What Statcast says about the Colorado Rockies’ starters
By Kevin Larson
A month has gone by and the Colorado Rockies have started to surpass our expectations for this season. It’s buoyed by the fact that they’ve played 16 of their first 26 games at Coors Field, but they’re surpassing preseason expectations and projections nonetheless (now projected for a 74-88 record on Fangraphs, previously was at 68-94).
The starting rotation has been pretty solid (95 ERA-), but it’s happened in an unexpected way. The top-end of the rotation is struggling (Kyle Freeland and Germán Márquez). The back-end has been solid (Austin Gomber and Chad Kuhl). Antonio Senzatela has been playing with fire but hasn’t gotten really burnt yet.
So what’s real and what isn’t? Let’s take a look at what Statcast says about the Colorado Rockies’ starters and find out what to expect for the remainder of the season. We’ll start with Saturday night’s starter.
What does Statcast say about the Colorado Rockies’ starting pitchers?

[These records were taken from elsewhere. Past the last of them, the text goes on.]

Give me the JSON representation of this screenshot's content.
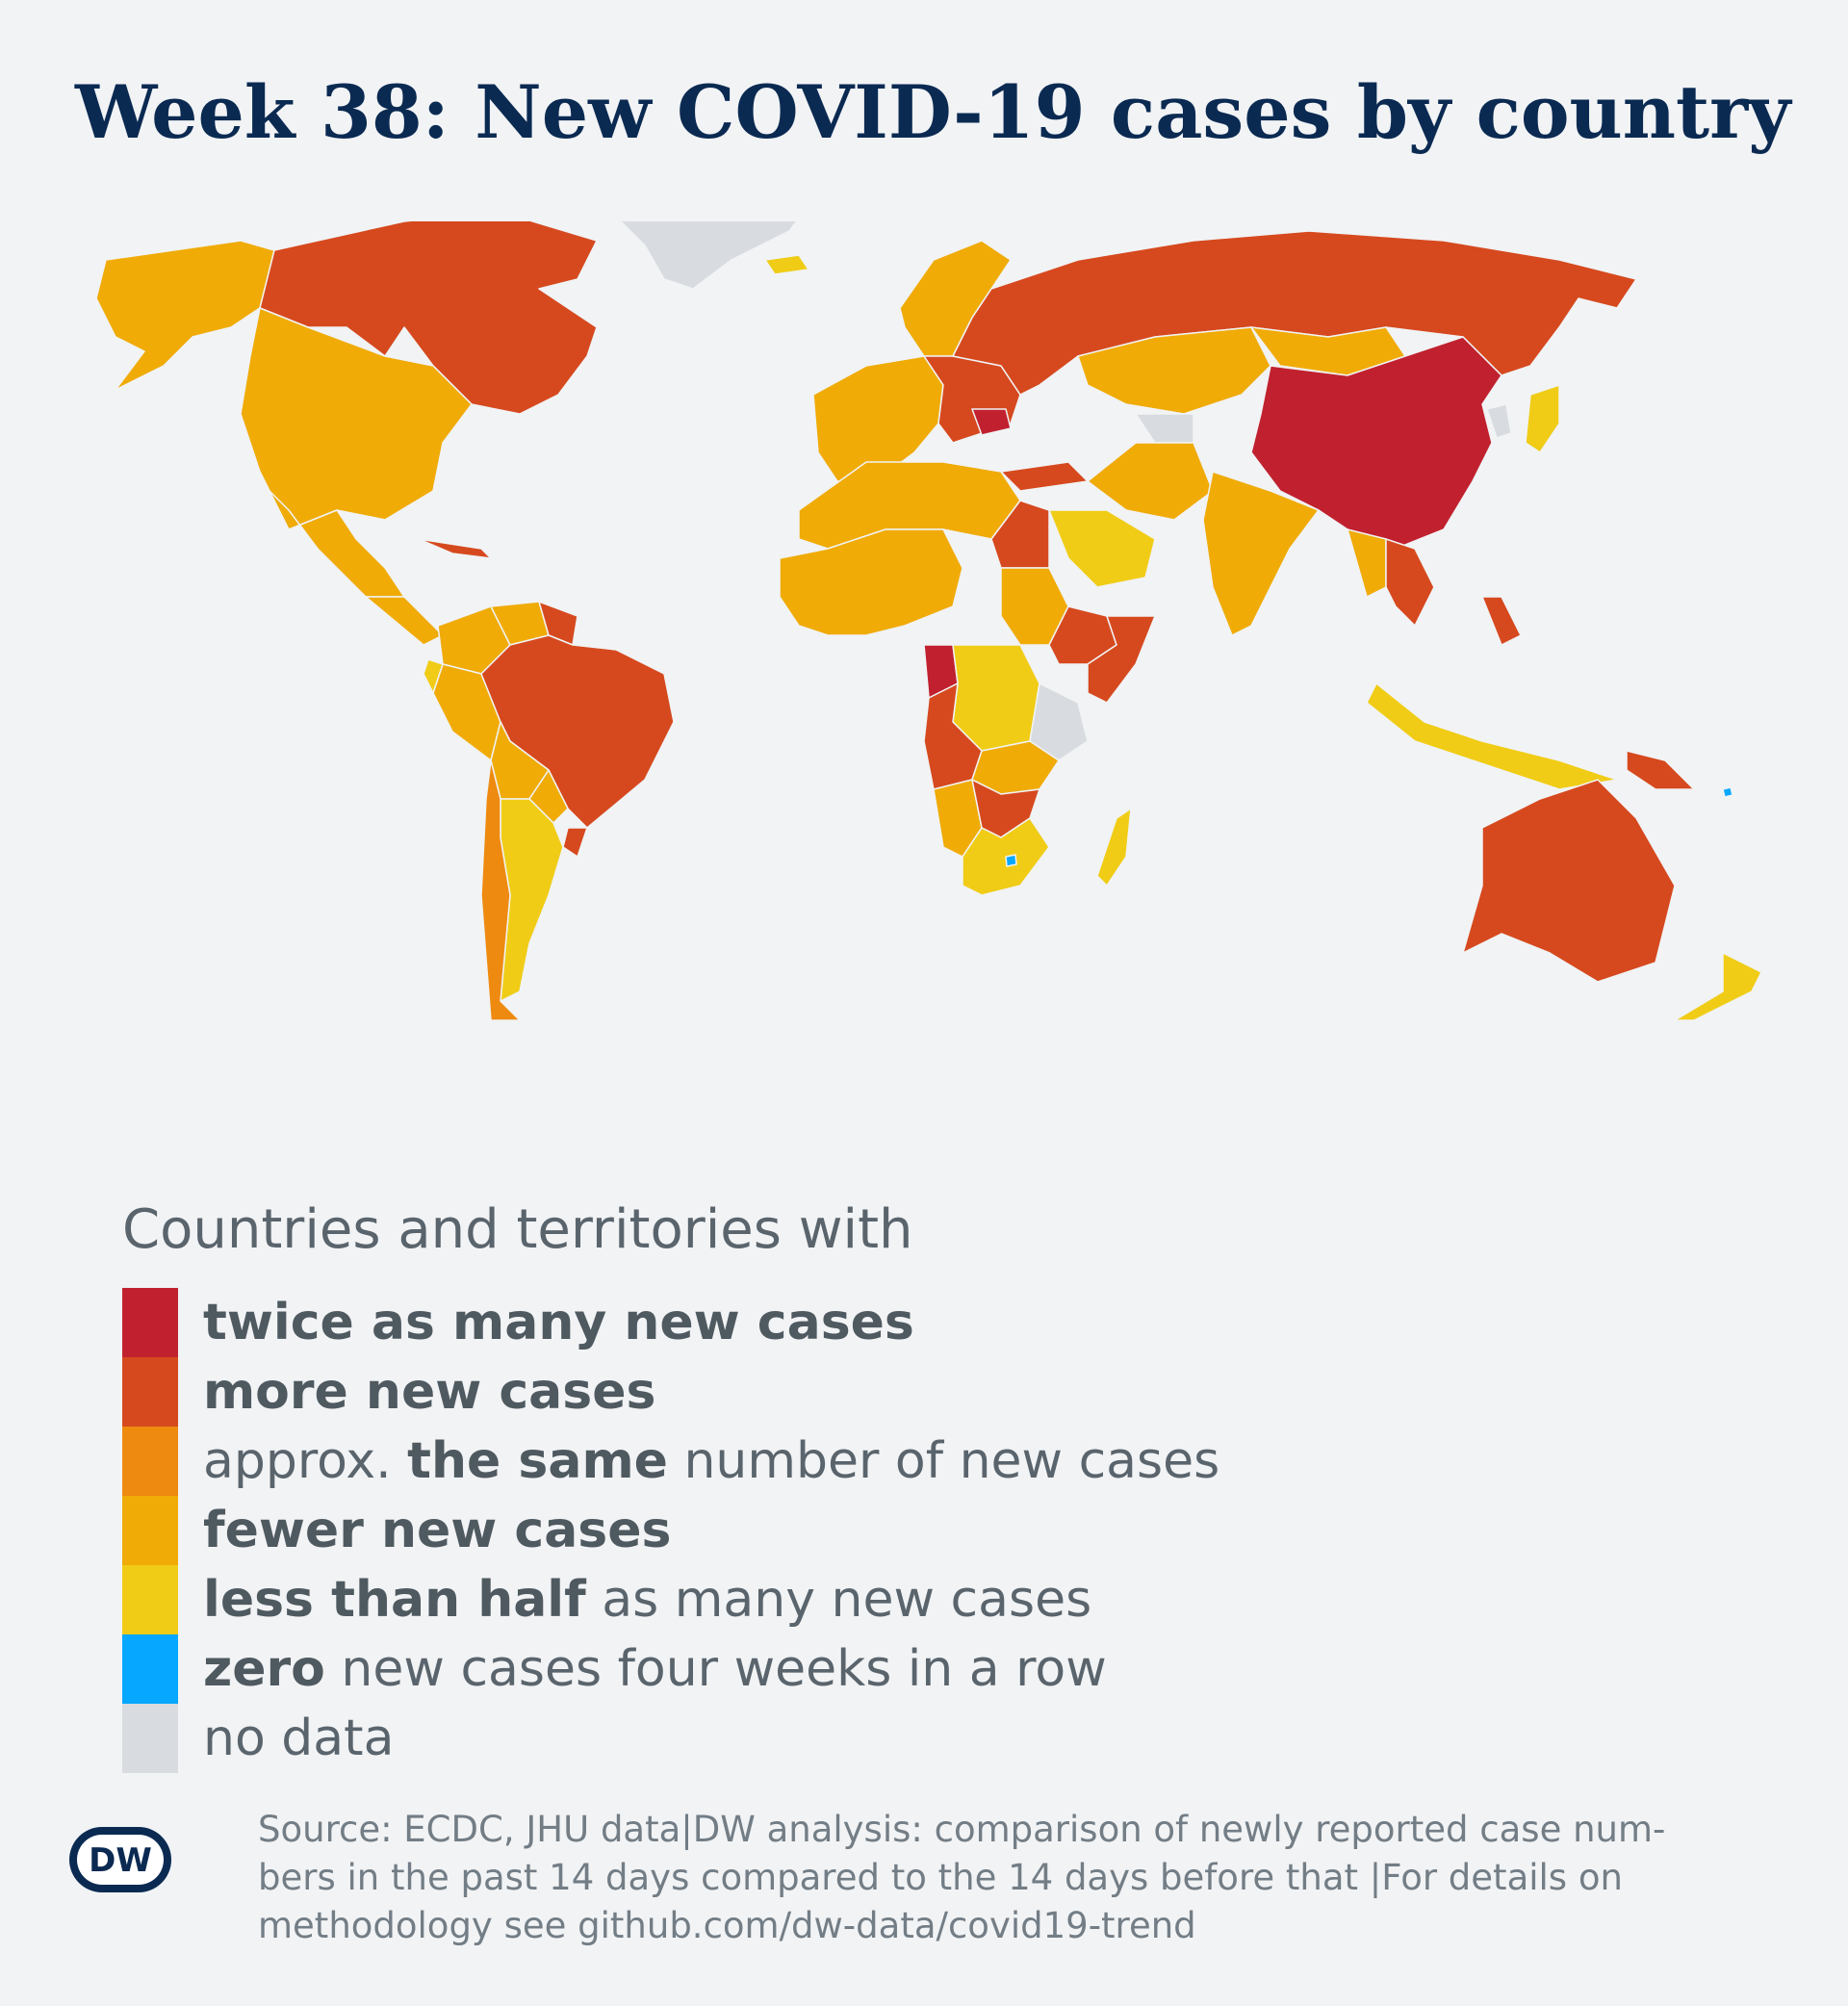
{
  "header": {
    "title": "Week 38: New COVID-19 cases by country"
  },
  "colors": {
    "twice": "#c1212f",
    "more": "#d6491e",
    "same": "#ee8a10",
    "fewer": "#f0ab07",
    "less_half": "#f0cc16",
    "zero": "#06a7ff",
    "no_data": "#d8dce0",
    "background": "#f1f3f5",
    "title": "#0b2a52"
  },
  "legend": {
    "heading": "Countries and territories with",
    "items": [
      {
        "key": "twice",
        "parts": [
          {
            "t": "twice as many new cases",
            "b": true
          }
        ]
      },
      {
        "key": "more",
        "parts": [
          {
            "t": "more new cases",
            "b": true
          }
        ]
      },
      {
        "key": "same",
        "parts": [
          {
            "t": "approx. ",
            "b": false
          },
          {
            "t": "the same",
            "b": true
          },
          {
            "t": " number of new cases",
            "b": false
          }
        ]
      },
      {
        "key": "fewer",
        "parts": [
          {
            "t": "fewer new cases",
            "b": true
          }
        ]
      },
      {
        "key": "less_half",
        "parts": [
          {
            "t": "less than half",
            "b": true
          },
          {
            "t": " as many new cases",
            "b": false
          }
        ]
      },
      {
        "key": "zero",
        "parts": [
          {
            "t": "zero",
            "b": true
          },
          {
            "t": " new cases four weeks in a row",
            "b": false
          }
        ]
      },
      {
        "key": "no_data",
        "parts": [
          {
            "t": "no data",
            "b": false
          }
        ]
      }
    ]
  },
  "map": {
    "regions": [
      {
        "name": "Alaska",
        "category": "fewer"
      },
      {
        "name": "Canada",
        "category": "more"
      },
      {
        "name": "Greenland",
        "category": "no_data"
      },
      {
        "name": "United States",
        "category": "fewer"
      },
      {
        "name": "Mexico",
        "category": "fewer"
      },
      {
        "name": "Central America",
        "category": "fewer"
      },
      {
        "name": "Cuba",
        "category": "more"
      },
      {
        "name": "Colombia",
        "category": "fewer"
      },
      {
        "name": "Venezuela",
        "category": "fewer"
      },
      {
        "name": "Guyana",
        "category": "more"
      },
      {
        "name": "Peru",
        "category": "fewer"
      },
      {
        "name": "Ecuador",
        "category": "less_half"
      },
      {
        "name": "Brazil",
        "category": "more"
      },
      {
        "name": "Bolivia",
        "category": "fewer"
      },
      {
        "name": "Paraguay",
        "category": "fewer"
      },
      {
        "name": "Argentina",
        "category": "less_half"
      },
      {
        "name": "Chile",
        "category": "same"
      },
      {
        "name": "Uruguay",
        "category": "more"
      },
      {
        "name": "Iceland",
        "category": "less_half"
      },
      {
        "name": "Scandinavia",
        "category": "fewer"
      },
      {
        "name": "Western Europe",
        "category": "fewer"
      },
      {
        "name": "Central Europe",
        "category": "more"
      },
      {
        "name": "Romania",
        "category": "twice"
      },
      {
        "name": "Russia",
        "category": "more"
      },
      {
        "name": "Turkey",
        "category": "more"
      },
      {
        "name": "Kazakhstan",
        "category": "fewer"
      },
      {
        "name": "Mongolia",
        "category": "fewer"
      },
      {
        "name": "China",
        "category": "twice"
      },
      {
        "name": "Korea",
        "category": "no_data"
      },
      {
        "name": "Japan",
        "category": "less_half"
      },
      {
        "name": "Turkmenistan",
        "category": "no_data"
      },
      {
        "name": "Iran",
        "category": "fewer"
      },
      {
        "name": "Saudi Arabia",
        "category": "less_half"
      },
      {
        "name": "India",
        "category": "fewer"
      },
      {
        "name": "Myanmar",
        "category": "fewer"
      },
      {
        "name": "Indochina",
        "category": "more"
      },
      {
        "name": "Philippines",
        "category": "more"
      },
      {
        "name": "Indonesia",
        "category": "less_half"
      },
      {
        "name": "Papua New Guinea",
        "category": "more"
      },
      {
        "name": "Australia",
        "category": "more"
      },
      {
        "name": "New Zealand",
        "category": "less_half"
      },
      {
        "name": "North Africa",
        "category": "fewer"
      },
      {
        "name": "Egypt",
        "category": "more"
      },
      {
        "name": "West Africa",
        "category": "fewer"
      },
      {
        "name": "Sudan",
        "category": "fewer"
      },
      {
        "name": "Ethiopia",
        "category": "more"
      },
      {
        "name": "Somalia",
        "category": "more"
      },
      {
        "name": "Congo",
        "category": "twice"
      },
      {
        "name": "DR Congo",
        "category": "less_half"
      },
      {
        "name": "Tanzania",
        "category": "no_data"
      },
      {
        "name": "Angola",
        "category": "more"
      },
      {
        "name": "Zambia",
        "category": "fewer"
      },
      {
        "name": "Namibia",
        "category": "fewer"
      },
      {
        "name": "Botswana",
        "category": "more"
      },
      {
        "name": "South Africa",
        "category": "less_half"
      },
      {
        "name": "Lesotho",
        "category": "zero"
      },
      {
        "name": "Madagascar",
        "category": "less_half"
      },
      {
        "name": "Pacific islands",
        "category": "zero"
      }
    ]
  },
  "footer": {
    "logo_text": "DW",
    "source_lines": [
      "Source: ECDC, JHU data|DW analysis: comparison of newly reported case num-",
      "bers in the past 14 days compared to the 14 days before that |For details on",
      "methodology see github.com/dw-data/covid19-trend"
    ]
  }
}
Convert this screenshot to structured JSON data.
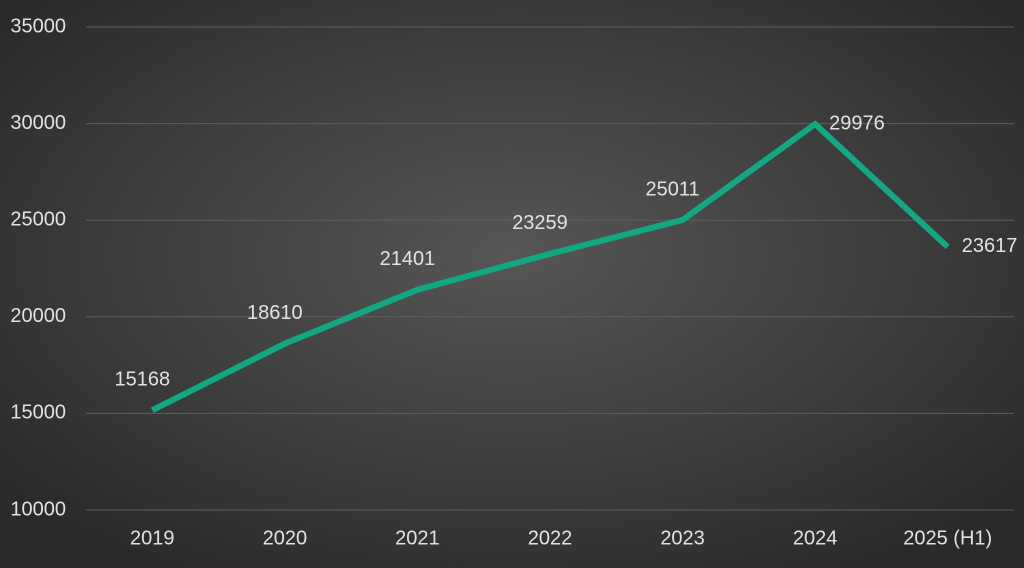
{
  "chart_data": {
    "type": "line",
    "categories": [
      "2019",
      "2020",
      "2021",
      "2022",
      "2023",
      "2024",
      "2025 (H1)"
    ],
    "values": [
      15168,
      18610,
      21401,
      23259,
      25011,
      29976,
      23617
    ],
    "color": "#12a884",
    "ylim": [
      10000,
      35000
    ],
    "yticks": [
      10000,
      15000,
      20000,
      25000,
      30000,
      35000
    ],
    "grid": true
  }
}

Take one look at Colorado Rockies Opening Day starter Kyle Freeland and his Statcast profile and you’re probably not all too shocked. He ranks right around the 30th percentile in the following categories:
- Hard Hit percentage
- K percentage
- Whiff percentage
- Average Exit Velocity
He’s been getting hit fairly hard, but not terribly hard. It’s leading to a .342 wOBA. That’s basically saying hitters are a slightly worse Ryan McMahon (.352 wOBA) when they face Freeland. The results are pretty true right now also as Freeland’s xwOBA is .338 so far. He’s gotten a touch unlucky, but not to a degree where it’s game-changing.
His pitch mix isn’t dramatically different from last season, rather the only considerable change is his fastball usage and slider usage have essentially flipped, making his slider his pitch of choice.
Hitters are simply seeing him better right now compared to last season, though, especially with his curveball. Last season hitters only tagged him for a .214 wOBA on his curveball. This season they’re hitting it for a .327 wOBA, the highest year-over-year increase of his four pitches.
So is Freeland doomed?
No, not necessarily. He’s been getting unlucky results on his slider and to quite a drastic degree. Hitters are hitting his slider for a .329 wOBA, but that comes along with a .238 xwOBA. To put this into terms of more traditional statistics, hitters have a .269 batting average against his slider but it has a .171 expected batting average. That’s quite the gap!
The rest of his pitch mix has varied results in terms of what’s lucky and unlucky, but none as drastic as the gap for his slider. I would expect that throughout the rest of the season we see some better results out of Freeland, especially when we look at some of his other advanced stats (3.80 FIP, 3.62 xFIP).
His 3.94 ERA will come down a touch and we’ll continue to see good results out of Freeland. We may not see him get back to his 2018 Cy Young finalist season, but he’s settled down after two rough starts to begin the season and is in a great groove right now.